Living with COPD or ILD imposes enormous daily challenges, especially at advanced stages, not just to patients but also to family and/or friend caregivers. Their needs are not fully addressed by disease-modifying treatments. A key strategy to improve their well-being is the early integration of palliative care into routine management of COPD and ILD [14, 18, 22]. The current study is designed to explore the effects of palliative care education as part of PR in people with COPD or ILD and their family and/or friend caregivers.

Strengths

This study has several strengths that should be acknowledged. First, it is an innovative approach in PR dedicated to the person with COPD or ILD/caregiver dyad. Second, the education session on palliative care will be led by a medical doctor and a nurse with expertise in this field and directly involved in the session design.
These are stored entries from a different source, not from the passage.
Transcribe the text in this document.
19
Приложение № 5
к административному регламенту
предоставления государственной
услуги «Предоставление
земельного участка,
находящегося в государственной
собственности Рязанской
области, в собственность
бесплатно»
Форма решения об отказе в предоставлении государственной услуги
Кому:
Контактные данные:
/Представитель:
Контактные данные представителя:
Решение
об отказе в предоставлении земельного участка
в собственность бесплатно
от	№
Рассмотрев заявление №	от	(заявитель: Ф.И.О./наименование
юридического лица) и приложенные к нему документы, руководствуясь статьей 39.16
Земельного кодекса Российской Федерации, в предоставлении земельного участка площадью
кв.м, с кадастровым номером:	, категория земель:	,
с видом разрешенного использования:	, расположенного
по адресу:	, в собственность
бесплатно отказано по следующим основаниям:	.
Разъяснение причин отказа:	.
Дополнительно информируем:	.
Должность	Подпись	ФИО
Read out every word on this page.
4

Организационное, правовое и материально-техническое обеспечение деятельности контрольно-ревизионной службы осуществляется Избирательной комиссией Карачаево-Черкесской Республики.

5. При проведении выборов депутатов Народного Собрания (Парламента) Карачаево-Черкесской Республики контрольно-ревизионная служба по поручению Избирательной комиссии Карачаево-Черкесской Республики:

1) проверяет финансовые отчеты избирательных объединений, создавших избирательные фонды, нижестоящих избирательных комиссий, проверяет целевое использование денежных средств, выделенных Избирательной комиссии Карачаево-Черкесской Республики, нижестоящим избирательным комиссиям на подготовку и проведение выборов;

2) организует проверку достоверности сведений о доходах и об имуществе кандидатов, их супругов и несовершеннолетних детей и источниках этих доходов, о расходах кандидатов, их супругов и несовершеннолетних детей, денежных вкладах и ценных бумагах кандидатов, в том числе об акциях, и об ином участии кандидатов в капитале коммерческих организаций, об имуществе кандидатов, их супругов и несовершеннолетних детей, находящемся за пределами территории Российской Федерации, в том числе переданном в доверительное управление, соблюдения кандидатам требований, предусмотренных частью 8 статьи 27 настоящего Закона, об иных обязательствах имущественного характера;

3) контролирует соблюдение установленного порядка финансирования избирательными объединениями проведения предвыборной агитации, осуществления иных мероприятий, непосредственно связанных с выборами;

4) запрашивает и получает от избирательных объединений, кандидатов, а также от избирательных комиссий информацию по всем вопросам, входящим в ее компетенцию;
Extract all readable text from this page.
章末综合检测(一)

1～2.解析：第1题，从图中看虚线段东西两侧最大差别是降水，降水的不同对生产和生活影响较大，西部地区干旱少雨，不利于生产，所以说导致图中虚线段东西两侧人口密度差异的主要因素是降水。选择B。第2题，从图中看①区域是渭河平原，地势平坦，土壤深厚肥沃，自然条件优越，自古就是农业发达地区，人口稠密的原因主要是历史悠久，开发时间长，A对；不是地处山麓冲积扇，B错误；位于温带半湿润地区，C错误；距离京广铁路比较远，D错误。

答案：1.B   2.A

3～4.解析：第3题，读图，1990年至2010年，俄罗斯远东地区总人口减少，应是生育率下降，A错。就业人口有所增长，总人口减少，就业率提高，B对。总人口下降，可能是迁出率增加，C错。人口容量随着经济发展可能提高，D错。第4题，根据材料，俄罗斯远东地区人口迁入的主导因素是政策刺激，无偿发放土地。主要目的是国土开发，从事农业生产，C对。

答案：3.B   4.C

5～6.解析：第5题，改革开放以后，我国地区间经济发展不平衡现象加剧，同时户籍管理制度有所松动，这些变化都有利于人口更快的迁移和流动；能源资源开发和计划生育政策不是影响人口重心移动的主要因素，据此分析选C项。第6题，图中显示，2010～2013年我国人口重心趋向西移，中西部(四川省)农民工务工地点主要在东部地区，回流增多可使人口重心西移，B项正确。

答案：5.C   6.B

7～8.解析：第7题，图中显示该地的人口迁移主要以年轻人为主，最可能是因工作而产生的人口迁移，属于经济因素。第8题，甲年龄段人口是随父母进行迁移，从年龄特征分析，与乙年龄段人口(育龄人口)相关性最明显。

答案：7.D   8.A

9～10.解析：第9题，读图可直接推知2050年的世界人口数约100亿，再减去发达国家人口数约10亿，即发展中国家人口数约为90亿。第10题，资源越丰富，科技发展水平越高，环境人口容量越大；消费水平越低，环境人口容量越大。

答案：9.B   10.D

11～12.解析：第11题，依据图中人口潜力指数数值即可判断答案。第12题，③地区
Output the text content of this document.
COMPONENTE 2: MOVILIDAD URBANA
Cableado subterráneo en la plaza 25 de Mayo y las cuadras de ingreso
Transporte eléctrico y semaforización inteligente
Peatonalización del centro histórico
Third, a variety of teaching methods will be used (e.g., interactive lecturing and written material) which may enhance the capacity of learning. Fourth, the availability of an education session directed to each stakeholder is an opportunity to personalize care at an individual level and to tailor support to their distinct needs and experiences [5]. Fifth, online sessions with a flexible meeting schedule may minimize temporal and geographical barriers (e.g., work schedule and/or lack of transportation) to engage in face-to-face education and psychosocial support sessions. Sixth, the study will be described according to the most relevant guidelines [30,31,32,33], to allow its replication. Finally, a mixed-methods approach with complementary strengths of the quantitative and qualitative data will provide in-depth understanding of the effects of this intervention [78].

Limitations

This study has some limitations that should be considered. First, it is a single centre study, hence, results may not be generalized to other contexts (i.e., potentially limited external validity). Second, the heterogeneity of people with COPD or ILD can impact the main findings of the study. Nevertheless, some similarities across experiences and needs of people with different chronic respiratory diseases and their family and/or friend caregivers seem to exist. Therefore, it is likely that they will all benefit from the intervention. Third, recruiting family and/or friend caregivers, that are rarely included in PR, may be difficult. Family and/or friend caregivers are frequently active people with a multiplicity of roles often also unaware of the potential benefits of PR for the person with COPD or ILD and for the whole family. These circumstances may result in reluctance to participate in the study. However, we will use some strategies to minimize this limitation, such as explore potential barriers to participation, be flexible with online sessions and appeal to their fundamental role in disease management intervention studies. Finally, participants and the researcher conducting the intervention will not be blinded, which may influence the results.

Clinical implications

This study may be a first step towards a greater personalization of PR which integrates palliative care education to people with COPD or ILD and their family and/or friend caregivers. If successful, it will provide preliminary evidence of an innovative model that involves family and/or friend caregivers as pivotal players in daily clinical management of COPD and ILD and includes palliative care education as a core component of PR.